Н.М.: Нет, ну слушайте, неуязвим только дурак, который изображает из себя неуязвимого. Когда человек ничего не боится – это вранье. Человек боится. По крайней мере во мне и в том эпизоде с балконом, который вы рассказываете, я не мог уйти вот так. Вы только представьте, когда ты стоишь с пальто, которое тебе сунули в руки, на лестничной клетке одиннадцатого этажа, и вот он пролет. Я должен спуститься вниз, сесть в троллейбус, пешком дойти до дома, лечь спать… а как проснуться после этого? Как жить? Потрясающе по-моему Занусси сказал, что невероятно трудно переводить русское чувство, выраженное на русском языке. Как перевести словосочетание: КАК ЖИТЬ? На любой язык. Это будет мгновенно выглядеть ну просто: У кого лечиться? Как жить дальше? А вот это наше – КАК ЖИТЬ С ЭТИМ? Я не мог себе представить. То есть, если бы сорвался тогда, наверное, это бы был единственный выход. Я не мог вот так вот уйти.. Ну как? Как жить?
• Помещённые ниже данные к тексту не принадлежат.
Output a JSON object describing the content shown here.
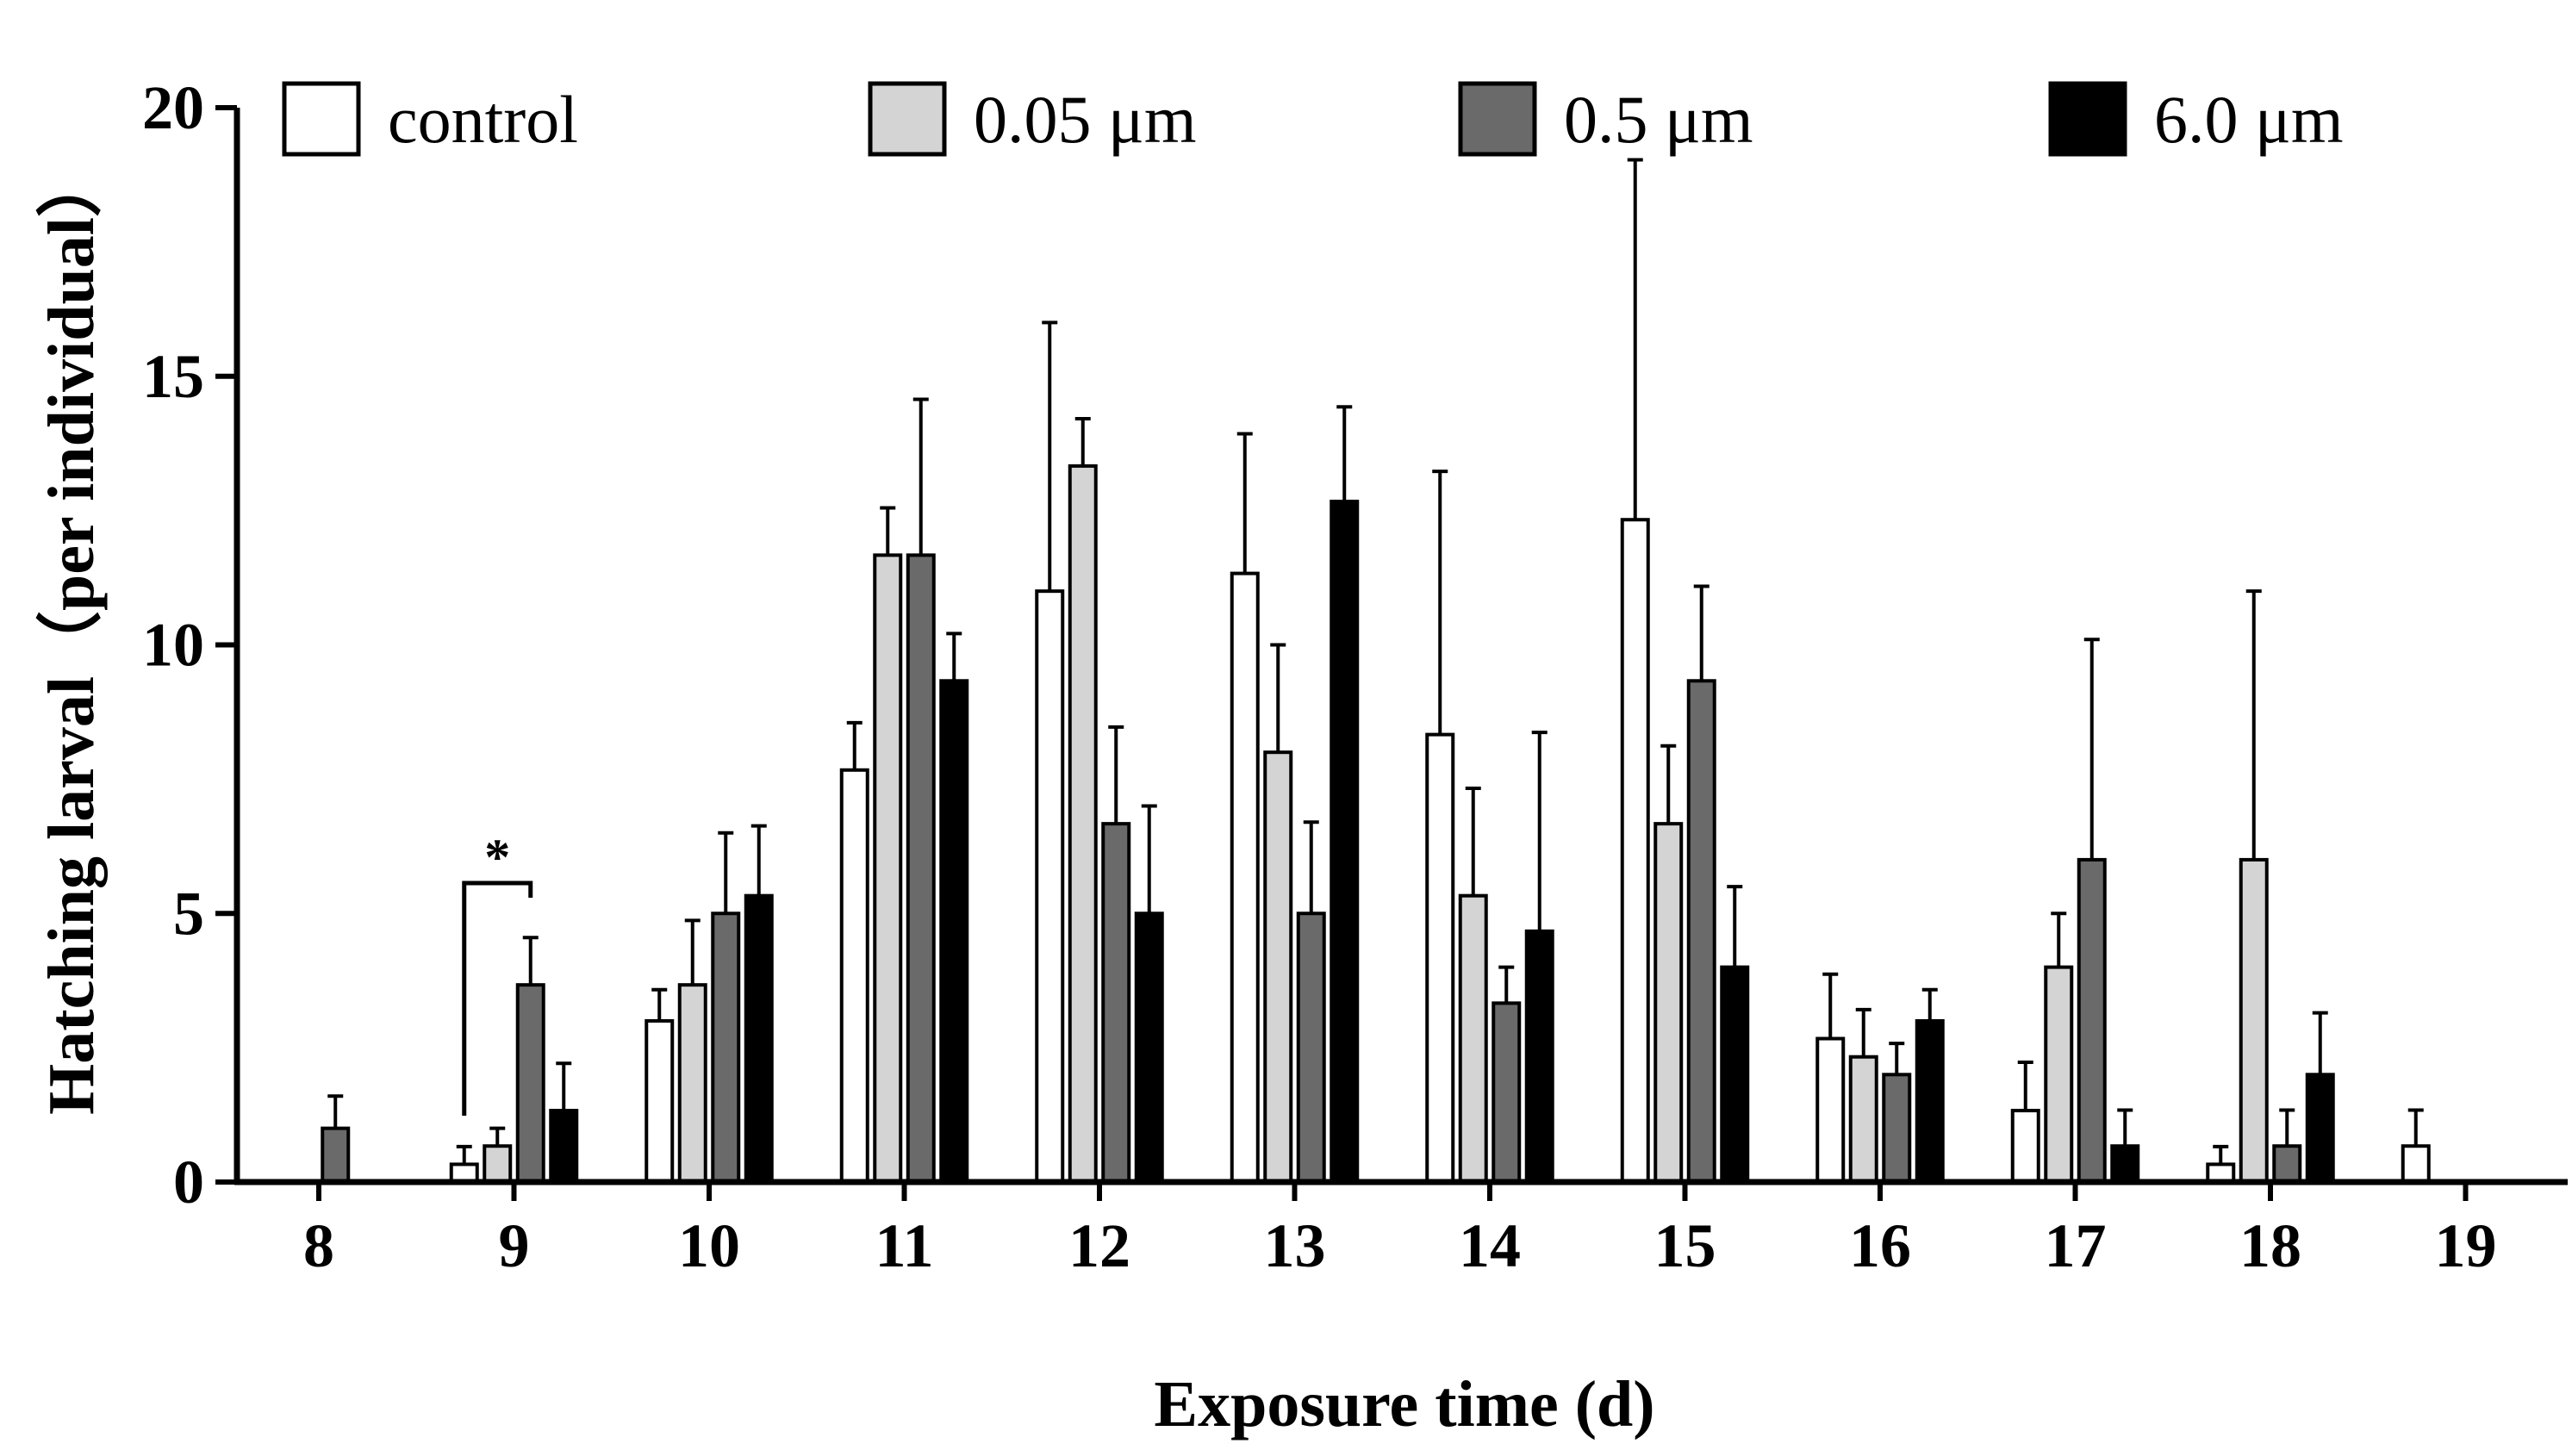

Д.З.: Надо пояснить два слова буквально, что это за эпизод, который Никита Сергеевич описывает в своей книге. Была девушка, которая ему нравилась, и была какая-то компания, ребята попросили выйти Никиту Сергеевича, который был тогда очень молод.
Н.М.: Я просто спел песню Шпаликова, в которой были довольно веселые слова об одном маршале, а там был сын одного маршала. Это было прочтено как вызов. Меня попросили выйти в коридор, дали мне пальто, вывели на лестничную клетку и закрыли дверь. Без скандала, без драки, без объяснений. Если бы меня побили, я бы сопротивлялся, у меня было бы разбитое лицо, я бы чувствовал себя отстаивающим… а так меня просто выплюнули, как жвачку. И я понял, что я не могу оттуда уйти. Я не знал, что я буду делать. Позвонил, открыла домработница, они все сидят там спокойно разговаривают. Я вышел на кухню, там был балкон, рассвет, дом на набережной, перелез через ограждения балкончика и повис на руках на режущих металлических балясинах, которые режут руки ужасно. Я повис и сказал, что если кто-то сейчас ко мне подойдет, я отпущу руки. Они отошли, я вылез. Я потом пытался повторить это в менее острой ситуации и не смог ни разу подтянуться на этих режущих уступах, это очень трудно, это надо быть акробатом, гимнастом по крайней мере. Как я это тогда сделал, не помню, помню только, что я вылез, там был какой-то напиток, я его хлопнул. И ушел. Заснул счастливым человеком. Это было какое-то перерождение, внутреннее преодоление.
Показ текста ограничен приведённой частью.